LiverSENES aims to develop new strategies for healthy aging by studying the complex interactions between cellular aging and chronic inflammation, which negatively affect tissue maintenance and repair. Laboratory experiments alone cannot capture these interactions, so the project uses animal models, particularly zebrafish, for drug development.

The zebrafish is an ideal model for this research due to its high genetic similarity to humans and the advanced genetic tools available for studying its biology. Researchers can use techniques like unbiased mutagenesis screens, gene knockdown, and overexpression technologies to dissect gene functions and molecular networks. Additionally, fluorescent markers enable the identification and tracking of specific cell types, providing a powerful system for functional studies.

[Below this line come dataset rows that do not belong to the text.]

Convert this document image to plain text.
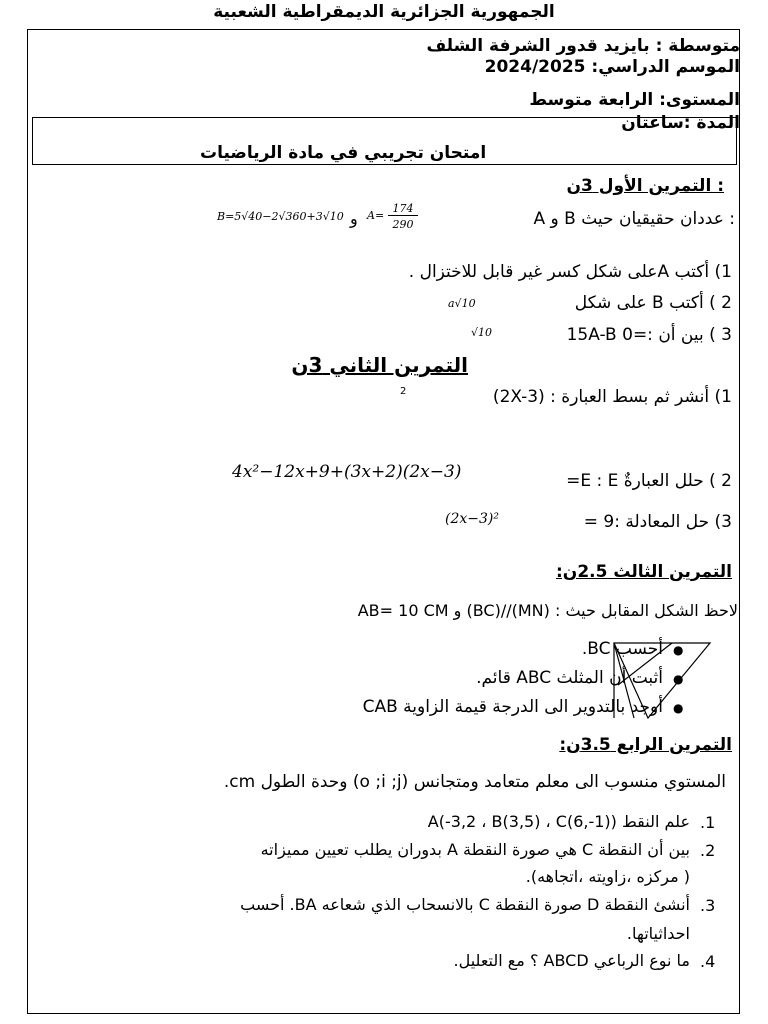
الجمهورية الجزائرية الديمقراطية الشعبية
متوسطة : بايزيد قدور الشرفة الشلف
الموسم الدراسي: 2024/2025
المستوى: الرابعة متوسط
المدة :ساعتان
امتحان تجريبي في مادة الرياضيات
: التمرين الأول 3ن
A و B عددان حقيقيان حيث :
A=
174
290
و
B=5√40−2√360+3√10
1) أكتب Aعلى شكل كسر غير قابل للاختزال .
2 ) أكتب B على شكل
a√10
3 ) بين أن :=0 15A-B
√10
التمرين الثاني 3ن
1) أنشر ثم بسط العبارة : (2X-3)
2
2 ) حلل العبارةٌ E : E=
4x²−12x+9+(3x+2)(2x−3)
3) حل المعادلة :9 =
(2x−3)²
التمرين الثالث 2.5ن:
لاحظ الشكل المقابل حيث : (MN)//(BC) و AB= 10 CM
●
أحسب BC.
●
أثبت أن المثلث ABC قائم.
●
أوجد بالتدوير الى الدرجة قيمة الزاوية CAB
التمرين الرابع 3.5ن:
المستوي منسوب الى معلم متعامد ومتجانس (o ;i ;j) وحدة الطول cm.
.1
علم النقط (A(-3,2 ، B(3,5) ، C(6,-1)
.2
بين أن النقطة C هي صورة النقطة A بدوران يطلب تعيين مميزاته
( مركزه ،زاويته ،اتجاهه).
.3
أنشئ النقطة D صورة النقطة C بالانسحاب الذي شعاعه BA. أحسب
احداثياتها.
.4
ما نوع الرباعي ABCD ؟ مع التعليل.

One of the main advantages of using zebrafish is the ability to accelerate the pace of drug discovery. Zebrafish models allow for high-throughput drug screening, which speeds up the identification of potential treatments. Furthermore, zebrafish can be used to simultaneously test the toxicological properties of compounds on multiple organ systems, reducing the likelihood of drug failure in later stages of testing on mammals.

While zebrafish offer many benefits, transitioning to mammalian models like mice is crucial, especially for studying age-related muscle loss, known as sarcopenia. Muscle physiology in mice shares many similarities with humans, making it an effective model for translating research findings. Additionally, zebrafish and killifish are valuable for studying telomere shortening during aging, a process critical in humans but not in mice. Combining studies on fish and mice will provide a comprehensive understanding and improve the chances of successful applications in human health.